TA Pau, 13 novembre 2024, n° 2402720 et n° 2402724

TA Pau, 13 novembre 2024, n° 2402722 et n° 2402729

Par une série de trois ordonnances de référé en date du 13 novembre 2024, le Tribunal administratif de Pau s’est prononcé sur la demande de suspension d’arrêtés préfectoraux, autorisant la fédération départementale des chasseurs des Pyrénées-Atlantiques « à procéder à la capture temporaire à des fins scientifiques d’alouettes des champs au moyen de pantes et de matoles ».

Deux associations, One Voice et la Ligue de protection des oiseaux, exprimaient un doute sérieux quant à la légalité de ces arrêtés, car ils méconnaîtraient la directive « Oiseaux » (2009/147/CE du 30 novembre 2009, concernant la conservation des oiseaux sauvages), en ce que sa finalité ne répond pas à la notion de « recherche ».

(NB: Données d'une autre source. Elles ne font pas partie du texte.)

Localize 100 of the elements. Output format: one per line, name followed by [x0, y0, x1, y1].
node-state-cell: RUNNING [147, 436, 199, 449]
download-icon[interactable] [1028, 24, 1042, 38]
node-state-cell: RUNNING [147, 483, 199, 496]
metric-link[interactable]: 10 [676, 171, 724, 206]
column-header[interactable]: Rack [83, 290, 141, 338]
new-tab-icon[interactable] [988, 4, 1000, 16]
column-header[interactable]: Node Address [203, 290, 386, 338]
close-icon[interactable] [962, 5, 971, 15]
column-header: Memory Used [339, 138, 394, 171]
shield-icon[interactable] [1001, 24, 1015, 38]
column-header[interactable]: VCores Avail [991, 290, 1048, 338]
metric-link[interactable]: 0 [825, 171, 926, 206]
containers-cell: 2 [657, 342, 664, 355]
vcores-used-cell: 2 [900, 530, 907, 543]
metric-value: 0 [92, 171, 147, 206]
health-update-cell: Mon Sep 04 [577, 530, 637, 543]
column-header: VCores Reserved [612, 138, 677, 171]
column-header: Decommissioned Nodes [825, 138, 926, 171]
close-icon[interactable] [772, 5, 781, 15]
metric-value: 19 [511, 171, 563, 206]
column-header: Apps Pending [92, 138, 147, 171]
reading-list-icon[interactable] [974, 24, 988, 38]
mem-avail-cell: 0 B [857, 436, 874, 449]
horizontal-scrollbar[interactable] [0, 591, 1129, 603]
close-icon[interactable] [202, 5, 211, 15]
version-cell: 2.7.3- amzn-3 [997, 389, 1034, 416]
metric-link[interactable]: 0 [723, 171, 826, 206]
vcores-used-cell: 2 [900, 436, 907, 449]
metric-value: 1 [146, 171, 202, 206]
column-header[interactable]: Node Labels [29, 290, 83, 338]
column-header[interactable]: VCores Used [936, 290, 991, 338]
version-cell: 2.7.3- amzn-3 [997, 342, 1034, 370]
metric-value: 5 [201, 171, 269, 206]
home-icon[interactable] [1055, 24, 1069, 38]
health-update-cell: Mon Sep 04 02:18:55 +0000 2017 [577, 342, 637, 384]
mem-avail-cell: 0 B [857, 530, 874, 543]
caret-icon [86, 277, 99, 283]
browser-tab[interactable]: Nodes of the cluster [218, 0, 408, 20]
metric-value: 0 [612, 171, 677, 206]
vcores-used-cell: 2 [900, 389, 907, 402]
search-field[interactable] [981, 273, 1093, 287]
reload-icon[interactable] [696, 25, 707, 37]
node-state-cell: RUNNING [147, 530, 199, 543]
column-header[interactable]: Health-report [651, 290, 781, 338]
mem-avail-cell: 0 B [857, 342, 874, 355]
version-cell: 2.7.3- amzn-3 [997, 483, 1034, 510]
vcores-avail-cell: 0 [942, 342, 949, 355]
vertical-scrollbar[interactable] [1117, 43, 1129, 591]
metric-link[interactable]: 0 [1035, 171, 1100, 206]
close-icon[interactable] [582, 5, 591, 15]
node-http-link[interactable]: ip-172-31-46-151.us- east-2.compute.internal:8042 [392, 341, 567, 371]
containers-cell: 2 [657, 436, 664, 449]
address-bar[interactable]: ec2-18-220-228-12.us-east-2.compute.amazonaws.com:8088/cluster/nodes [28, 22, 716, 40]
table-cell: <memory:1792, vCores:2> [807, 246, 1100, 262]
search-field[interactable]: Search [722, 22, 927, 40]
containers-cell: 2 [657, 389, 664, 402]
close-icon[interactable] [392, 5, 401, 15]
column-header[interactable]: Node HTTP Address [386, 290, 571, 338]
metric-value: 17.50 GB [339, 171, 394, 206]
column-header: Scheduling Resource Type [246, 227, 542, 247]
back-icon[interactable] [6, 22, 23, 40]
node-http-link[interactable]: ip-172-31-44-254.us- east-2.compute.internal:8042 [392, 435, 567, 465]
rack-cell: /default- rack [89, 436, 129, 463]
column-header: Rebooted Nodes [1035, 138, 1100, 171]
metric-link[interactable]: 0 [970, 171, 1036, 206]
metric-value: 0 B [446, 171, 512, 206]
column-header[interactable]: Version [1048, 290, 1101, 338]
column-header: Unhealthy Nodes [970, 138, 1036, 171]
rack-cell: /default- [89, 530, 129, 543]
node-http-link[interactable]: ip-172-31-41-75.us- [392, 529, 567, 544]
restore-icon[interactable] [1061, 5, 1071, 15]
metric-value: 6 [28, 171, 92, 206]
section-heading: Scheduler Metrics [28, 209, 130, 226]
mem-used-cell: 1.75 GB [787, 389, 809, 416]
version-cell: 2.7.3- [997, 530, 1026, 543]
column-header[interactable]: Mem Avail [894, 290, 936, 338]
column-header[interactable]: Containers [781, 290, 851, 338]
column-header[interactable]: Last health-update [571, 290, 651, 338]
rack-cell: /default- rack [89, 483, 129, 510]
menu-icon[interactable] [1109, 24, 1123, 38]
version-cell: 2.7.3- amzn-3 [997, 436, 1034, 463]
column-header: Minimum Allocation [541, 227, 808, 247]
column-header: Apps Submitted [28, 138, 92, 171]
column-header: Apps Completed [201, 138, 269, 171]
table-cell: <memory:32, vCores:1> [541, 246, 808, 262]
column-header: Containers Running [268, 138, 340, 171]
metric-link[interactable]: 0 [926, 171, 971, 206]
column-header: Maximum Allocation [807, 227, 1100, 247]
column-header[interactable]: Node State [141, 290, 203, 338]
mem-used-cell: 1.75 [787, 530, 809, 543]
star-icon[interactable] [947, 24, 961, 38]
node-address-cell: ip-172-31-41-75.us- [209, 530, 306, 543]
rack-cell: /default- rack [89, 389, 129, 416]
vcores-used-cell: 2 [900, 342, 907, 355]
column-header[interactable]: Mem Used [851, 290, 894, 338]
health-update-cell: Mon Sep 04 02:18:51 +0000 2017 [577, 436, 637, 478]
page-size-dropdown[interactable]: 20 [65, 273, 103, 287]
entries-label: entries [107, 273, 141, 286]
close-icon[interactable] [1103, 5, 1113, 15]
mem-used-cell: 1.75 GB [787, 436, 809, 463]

Celle-ci, visée à l’article 9, 1), b) de la directive précitée, permet de déroger à l’interdiction de destruction des espèces protégées d’oiseaux sauvages – en l’espèce, l’alouette des champs – « s’il n’existe pas d’autre solution satisfaisante », « pour des fins de recherche et d’enseignement, de repeuplement, de réintroduction ainsi que pour l’élevage se rapportant à ces actions ».

D’abord, le juge des référés constate que l’alouette des champs est une espèce protégée au sens de l’arrêté du 7 juillet 2006, qu’elle fait l’objet d’une « préoccupation mineure » au niveau européen et figure sur la liste rouge des espèces « quasi-menacées » au niveau français, selon l’UICN. Aussi, les arrêtés litigieux étaient susceptibles de fortement perturber et déranger les alouettes des champs ainsi que d’autres espèces non-ciblées par les dispositifs de capture.

Toutefois, il rejette les trois référés à défaut de voir la condition d’urgence au sens de l’article L. 521-1 du Code de la justice administrative remplie, au regard des prescriptions prévues par les arrêtés : les spécimens capturés doivent être immédiatement relâchés, la mise en place et l’utilisation des dispositifs de capture réalisés uniquement par des personnes formées et les captures réalisées uniquement de jour.

Les résultats de la première expérimentation menée à la même époque en 2023, ainsi que ceux tirés d’un bilan provisoire pour l’expérimentation de l’année 2024 ont contribué à forger son jugement. En effet, les techniques employées ont essentiellement conduit à la capture d’alouettes des champs sauf en ce qui concerne l’usage de matoles où d’autres espèces d’oiseaux (sept en 2023, cinq en 2024) ont été capturées sans que l’intégrité physique de ces espèces n’ait été atteinte. Si ces informations ont été transmises par la fédération des chasseurs, et qu’elles n’ont pas pu être vérifiées par les associations requérantes qui y voyaient un risque de conflit d’intérêt, le juge précise que « ces seules circonstances ne permettent pas d’écarter des débats le document en cause dès lors que l’association requérante n’apporte aucun commencement de preuve sur le caractère irréaliste de ces données ».